Dopo l’incidente mortale al rumeno Adrian Miholca sul viadotto Italia, il presidente dell’Anas Pietro Ciucci ha pensato di mandare un telegramma di condoglianze. Pochi giorni prima, è stata presentata un’interpellanza urgente alla Camera per chiarire la questione dei compensi percepiti da Ciucci. Succede che nel 2013 l’attuale presidente e amministratore dell’Anas Pietro Ciucci decida di non fare più il direttore generale. Forse un uomo e tre cariche erano davvero troppe. Così, si autolicenzia, cioè il Ciucci presidente e il Ciucci amministratore delegato licenziano il Ciucci direttore generale. Risoluzione consensuale. Succede pure però che lo stesso Ciucci direttore generale avanzi al Ciucci presidente e al Ciucci amministratore delegato riconoscimento “dell’indennità di risoluzione senza preavviso”. Questa vale circa ottocentomila euro, e quella, la risoluzione consensuale, vale circa un milione. Totale un milione e ottocentomila euro. Una somma che non potrebbe sommarsi, dato che delle due l’una, o è consensuale o è senza preavviso. Ovviamente, aspettiamo tutti di sapere quanto varrà la buonuscita del Ciucci presidente e anche quella del Ciucci amministratore delegato.

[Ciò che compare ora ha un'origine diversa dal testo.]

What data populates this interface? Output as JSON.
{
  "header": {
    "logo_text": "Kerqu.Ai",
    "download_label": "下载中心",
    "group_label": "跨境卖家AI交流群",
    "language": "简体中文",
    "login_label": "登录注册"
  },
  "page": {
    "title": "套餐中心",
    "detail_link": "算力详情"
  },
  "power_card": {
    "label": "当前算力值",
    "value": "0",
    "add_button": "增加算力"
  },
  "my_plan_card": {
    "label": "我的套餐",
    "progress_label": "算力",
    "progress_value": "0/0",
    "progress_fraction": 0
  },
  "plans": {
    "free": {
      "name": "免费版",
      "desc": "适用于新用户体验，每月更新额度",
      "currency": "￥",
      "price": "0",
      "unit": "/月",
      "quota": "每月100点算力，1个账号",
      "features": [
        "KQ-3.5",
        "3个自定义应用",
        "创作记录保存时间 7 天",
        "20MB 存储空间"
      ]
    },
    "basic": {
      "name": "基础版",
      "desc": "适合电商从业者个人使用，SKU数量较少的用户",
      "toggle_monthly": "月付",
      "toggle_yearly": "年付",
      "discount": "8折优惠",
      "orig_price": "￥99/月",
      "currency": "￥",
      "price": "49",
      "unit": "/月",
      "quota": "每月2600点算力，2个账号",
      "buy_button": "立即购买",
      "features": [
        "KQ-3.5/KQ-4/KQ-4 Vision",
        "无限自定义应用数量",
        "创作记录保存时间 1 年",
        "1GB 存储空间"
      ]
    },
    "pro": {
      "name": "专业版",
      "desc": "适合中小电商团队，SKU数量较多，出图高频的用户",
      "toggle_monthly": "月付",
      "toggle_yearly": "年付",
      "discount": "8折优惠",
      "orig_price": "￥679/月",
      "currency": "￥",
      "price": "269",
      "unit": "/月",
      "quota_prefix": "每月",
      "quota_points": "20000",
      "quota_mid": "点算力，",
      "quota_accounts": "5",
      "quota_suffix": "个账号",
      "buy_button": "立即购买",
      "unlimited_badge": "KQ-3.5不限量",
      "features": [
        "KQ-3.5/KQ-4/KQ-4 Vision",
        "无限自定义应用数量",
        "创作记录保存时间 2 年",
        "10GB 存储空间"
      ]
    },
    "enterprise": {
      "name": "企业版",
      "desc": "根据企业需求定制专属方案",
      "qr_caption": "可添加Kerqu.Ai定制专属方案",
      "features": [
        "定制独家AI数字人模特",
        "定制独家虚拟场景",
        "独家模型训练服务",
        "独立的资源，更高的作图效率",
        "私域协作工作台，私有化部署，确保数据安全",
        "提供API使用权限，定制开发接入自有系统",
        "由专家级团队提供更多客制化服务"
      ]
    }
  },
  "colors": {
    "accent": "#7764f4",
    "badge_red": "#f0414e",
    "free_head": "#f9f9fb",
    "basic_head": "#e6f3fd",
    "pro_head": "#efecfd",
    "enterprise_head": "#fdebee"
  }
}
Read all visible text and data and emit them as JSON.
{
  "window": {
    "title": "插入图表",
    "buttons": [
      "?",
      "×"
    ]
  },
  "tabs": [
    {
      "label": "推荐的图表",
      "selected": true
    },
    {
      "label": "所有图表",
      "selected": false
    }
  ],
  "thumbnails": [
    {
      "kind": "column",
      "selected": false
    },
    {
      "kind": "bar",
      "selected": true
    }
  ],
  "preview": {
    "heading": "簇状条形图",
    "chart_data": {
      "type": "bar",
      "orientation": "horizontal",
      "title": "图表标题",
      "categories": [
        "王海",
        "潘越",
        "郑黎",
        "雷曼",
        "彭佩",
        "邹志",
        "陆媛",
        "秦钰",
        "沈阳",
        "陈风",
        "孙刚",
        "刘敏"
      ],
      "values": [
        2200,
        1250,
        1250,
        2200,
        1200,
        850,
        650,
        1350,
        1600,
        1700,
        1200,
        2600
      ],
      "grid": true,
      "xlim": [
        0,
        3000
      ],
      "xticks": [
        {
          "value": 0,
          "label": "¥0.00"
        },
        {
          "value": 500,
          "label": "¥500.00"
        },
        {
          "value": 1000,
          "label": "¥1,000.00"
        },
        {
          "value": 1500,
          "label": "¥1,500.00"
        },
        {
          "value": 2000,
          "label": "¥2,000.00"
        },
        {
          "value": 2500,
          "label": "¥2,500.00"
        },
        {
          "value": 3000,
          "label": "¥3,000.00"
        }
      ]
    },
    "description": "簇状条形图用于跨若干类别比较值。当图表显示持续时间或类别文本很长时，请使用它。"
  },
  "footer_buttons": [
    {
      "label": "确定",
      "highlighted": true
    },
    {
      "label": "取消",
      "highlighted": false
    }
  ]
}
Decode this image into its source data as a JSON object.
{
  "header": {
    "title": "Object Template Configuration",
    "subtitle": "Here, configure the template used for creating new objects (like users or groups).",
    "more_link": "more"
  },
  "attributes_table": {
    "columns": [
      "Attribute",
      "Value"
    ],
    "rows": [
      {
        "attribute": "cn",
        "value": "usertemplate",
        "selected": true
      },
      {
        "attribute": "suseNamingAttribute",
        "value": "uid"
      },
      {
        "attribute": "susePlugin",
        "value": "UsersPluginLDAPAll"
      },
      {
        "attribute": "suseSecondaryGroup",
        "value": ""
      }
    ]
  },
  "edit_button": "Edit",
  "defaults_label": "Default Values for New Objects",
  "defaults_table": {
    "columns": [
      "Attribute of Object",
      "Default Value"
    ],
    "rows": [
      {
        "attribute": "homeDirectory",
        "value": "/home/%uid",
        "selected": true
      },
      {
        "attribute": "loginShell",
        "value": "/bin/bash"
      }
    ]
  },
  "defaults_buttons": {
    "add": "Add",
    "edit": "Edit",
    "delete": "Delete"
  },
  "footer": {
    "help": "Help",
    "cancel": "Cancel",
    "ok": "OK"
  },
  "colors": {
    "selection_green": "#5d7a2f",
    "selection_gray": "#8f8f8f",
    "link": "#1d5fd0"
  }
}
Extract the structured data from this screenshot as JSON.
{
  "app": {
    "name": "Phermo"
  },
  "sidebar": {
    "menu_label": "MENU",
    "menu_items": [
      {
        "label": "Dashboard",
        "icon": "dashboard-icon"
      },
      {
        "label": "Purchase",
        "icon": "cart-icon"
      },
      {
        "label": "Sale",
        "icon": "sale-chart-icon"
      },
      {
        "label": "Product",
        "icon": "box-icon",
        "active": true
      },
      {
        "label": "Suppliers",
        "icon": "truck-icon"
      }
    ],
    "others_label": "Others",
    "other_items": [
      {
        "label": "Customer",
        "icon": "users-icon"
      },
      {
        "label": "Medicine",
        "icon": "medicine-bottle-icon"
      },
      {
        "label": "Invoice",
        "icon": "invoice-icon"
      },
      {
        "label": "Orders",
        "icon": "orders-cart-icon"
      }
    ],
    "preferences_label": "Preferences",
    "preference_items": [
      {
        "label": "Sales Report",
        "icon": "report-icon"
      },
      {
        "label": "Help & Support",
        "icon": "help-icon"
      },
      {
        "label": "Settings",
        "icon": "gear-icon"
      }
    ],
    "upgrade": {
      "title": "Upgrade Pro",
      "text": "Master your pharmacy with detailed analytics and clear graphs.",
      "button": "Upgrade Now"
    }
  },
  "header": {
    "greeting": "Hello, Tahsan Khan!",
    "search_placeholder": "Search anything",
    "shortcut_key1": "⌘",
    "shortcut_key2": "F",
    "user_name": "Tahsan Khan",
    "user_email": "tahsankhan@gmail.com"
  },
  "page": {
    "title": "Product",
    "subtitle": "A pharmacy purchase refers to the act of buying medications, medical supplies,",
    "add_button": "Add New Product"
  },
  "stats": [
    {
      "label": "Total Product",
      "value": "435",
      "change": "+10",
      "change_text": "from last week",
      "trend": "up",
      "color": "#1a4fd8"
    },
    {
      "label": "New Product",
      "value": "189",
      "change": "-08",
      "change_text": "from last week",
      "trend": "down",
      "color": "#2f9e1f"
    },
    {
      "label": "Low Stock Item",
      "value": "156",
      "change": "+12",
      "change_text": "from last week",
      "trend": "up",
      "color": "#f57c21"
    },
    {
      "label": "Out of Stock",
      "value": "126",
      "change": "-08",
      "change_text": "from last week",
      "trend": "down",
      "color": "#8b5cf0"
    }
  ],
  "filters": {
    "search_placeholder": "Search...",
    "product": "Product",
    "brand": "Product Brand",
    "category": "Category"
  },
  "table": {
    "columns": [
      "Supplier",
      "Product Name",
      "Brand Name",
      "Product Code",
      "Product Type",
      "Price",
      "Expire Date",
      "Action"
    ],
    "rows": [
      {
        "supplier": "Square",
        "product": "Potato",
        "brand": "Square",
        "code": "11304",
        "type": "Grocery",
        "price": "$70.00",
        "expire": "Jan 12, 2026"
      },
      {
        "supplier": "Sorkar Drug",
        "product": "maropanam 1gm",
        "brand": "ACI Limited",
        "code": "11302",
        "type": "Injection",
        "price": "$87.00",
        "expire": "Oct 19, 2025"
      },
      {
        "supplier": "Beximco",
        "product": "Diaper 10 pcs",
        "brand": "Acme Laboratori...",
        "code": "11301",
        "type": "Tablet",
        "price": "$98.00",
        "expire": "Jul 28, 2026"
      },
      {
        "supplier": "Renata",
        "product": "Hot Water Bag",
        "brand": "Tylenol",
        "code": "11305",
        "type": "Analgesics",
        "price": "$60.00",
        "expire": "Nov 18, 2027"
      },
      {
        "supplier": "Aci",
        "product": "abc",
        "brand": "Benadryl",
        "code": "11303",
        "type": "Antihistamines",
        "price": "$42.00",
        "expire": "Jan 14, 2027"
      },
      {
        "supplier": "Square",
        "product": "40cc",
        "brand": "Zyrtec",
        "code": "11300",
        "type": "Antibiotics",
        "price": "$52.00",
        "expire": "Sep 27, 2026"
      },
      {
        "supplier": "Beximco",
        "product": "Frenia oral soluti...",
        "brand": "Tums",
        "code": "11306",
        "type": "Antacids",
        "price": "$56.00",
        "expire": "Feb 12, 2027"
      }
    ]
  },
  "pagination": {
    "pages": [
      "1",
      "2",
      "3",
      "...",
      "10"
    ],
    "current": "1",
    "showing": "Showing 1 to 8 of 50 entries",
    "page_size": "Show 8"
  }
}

Ora, certo, l’A3 è stata una gruviera, la ‘ndrangheta ci ha bagnato il pizzo per decenni e le cosche hanno fatto affari di lusso, la follia della scelta del percorso più complesso è stata il male dell’origine e strologate dei politici succedutesi e le porcate di appalti e subappalti hanno fatto il resto.
Però, ecco, almeno i soldi del telegramma di condoglianze sentite se li poteva risparmiare Ciucci.